JOHANNESBURG: South Africa's rand retreated 1 percent on Friday to a two-week low against the dollar, weighed down by the start of a strike at Anglo American Platinum's (Amplats) mines.
The rand hit a session low of 10.1700 per dollar, its lowest since Sept. 6. By 1430 GMT, it was trading at 10.0970, 1.02 percent softer than its 9.9950 New York close on Thursday.
Resolution of a multi-week strike by petrol station workers failed to soothe the currency as members of the Association of Mineworkers and Construction Union (AMCU) laid down their tools in protest against planned job cuts in the platinum mines.
South Africa has endured protracted labour unrest in several key sectors for the last few months, hurting Africa's largest economy and keeping the rand on the back foot.
Dealers were also wary of hanging on to high-yielding but riskier currencies such as the rand going into the weekend without agreement in the US congress over a new debt ceiling, which could affect the recovery of the world's largest economy.

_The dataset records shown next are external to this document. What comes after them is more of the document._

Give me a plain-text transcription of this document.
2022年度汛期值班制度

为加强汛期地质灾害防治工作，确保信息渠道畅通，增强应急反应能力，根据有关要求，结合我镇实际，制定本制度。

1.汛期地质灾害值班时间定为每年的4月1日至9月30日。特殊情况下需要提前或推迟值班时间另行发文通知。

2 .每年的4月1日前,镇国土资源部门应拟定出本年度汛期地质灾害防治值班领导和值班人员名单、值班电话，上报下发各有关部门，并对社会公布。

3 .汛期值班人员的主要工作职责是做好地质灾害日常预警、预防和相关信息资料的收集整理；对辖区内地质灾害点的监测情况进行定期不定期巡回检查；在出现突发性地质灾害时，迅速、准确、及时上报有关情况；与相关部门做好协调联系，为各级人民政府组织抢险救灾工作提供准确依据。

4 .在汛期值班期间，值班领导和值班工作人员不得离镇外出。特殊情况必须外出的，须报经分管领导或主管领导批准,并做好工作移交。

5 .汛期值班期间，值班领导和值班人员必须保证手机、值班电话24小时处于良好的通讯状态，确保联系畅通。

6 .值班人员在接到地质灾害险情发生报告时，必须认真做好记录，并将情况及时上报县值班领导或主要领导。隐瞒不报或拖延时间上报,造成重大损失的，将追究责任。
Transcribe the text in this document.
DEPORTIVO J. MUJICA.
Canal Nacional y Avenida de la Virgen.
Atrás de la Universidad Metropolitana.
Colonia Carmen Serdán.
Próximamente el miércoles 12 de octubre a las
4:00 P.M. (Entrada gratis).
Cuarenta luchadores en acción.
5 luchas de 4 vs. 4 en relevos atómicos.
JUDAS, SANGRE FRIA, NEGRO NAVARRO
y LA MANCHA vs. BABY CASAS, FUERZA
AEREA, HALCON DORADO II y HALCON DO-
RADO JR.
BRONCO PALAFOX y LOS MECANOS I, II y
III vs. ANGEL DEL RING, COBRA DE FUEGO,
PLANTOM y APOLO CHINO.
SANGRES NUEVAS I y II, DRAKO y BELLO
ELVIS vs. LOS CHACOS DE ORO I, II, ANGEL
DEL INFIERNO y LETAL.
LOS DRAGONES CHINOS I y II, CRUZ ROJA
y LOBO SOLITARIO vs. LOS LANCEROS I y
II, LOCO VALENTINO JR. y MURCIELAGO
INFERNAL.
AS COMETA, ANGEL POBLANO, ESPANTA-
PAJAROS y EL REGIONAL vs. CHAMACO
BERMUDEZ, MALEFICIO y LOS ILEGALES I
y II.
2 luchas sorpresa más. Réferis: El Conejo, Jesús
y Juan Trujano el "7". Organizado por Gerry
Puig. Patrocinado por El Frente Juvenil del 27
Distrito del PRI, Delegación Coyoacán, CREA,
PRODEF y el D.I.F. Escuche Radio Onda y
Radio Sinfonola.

Government bonds weakened, with the yields on the 2026 market benchmark rising 8 basis points to 7.995 percent and the 2015 paper up 11 basis points to 6.11 percent.
"Normally we see quite a strong tie of local bond yields to the US bond market but that's broken down somewhat today with Treasury yields holding their low levels while local bond yields have risen," said Sean McCalgan, a market analyst at ETM.
"The rand has definitely encouraged some end-of-the-week profit taking on bonds."
South Africa sold a combined 800 million rand ($78 million) of its 2025, 2028 and 2046 inflation-linked bonds at a weekly Friday auction.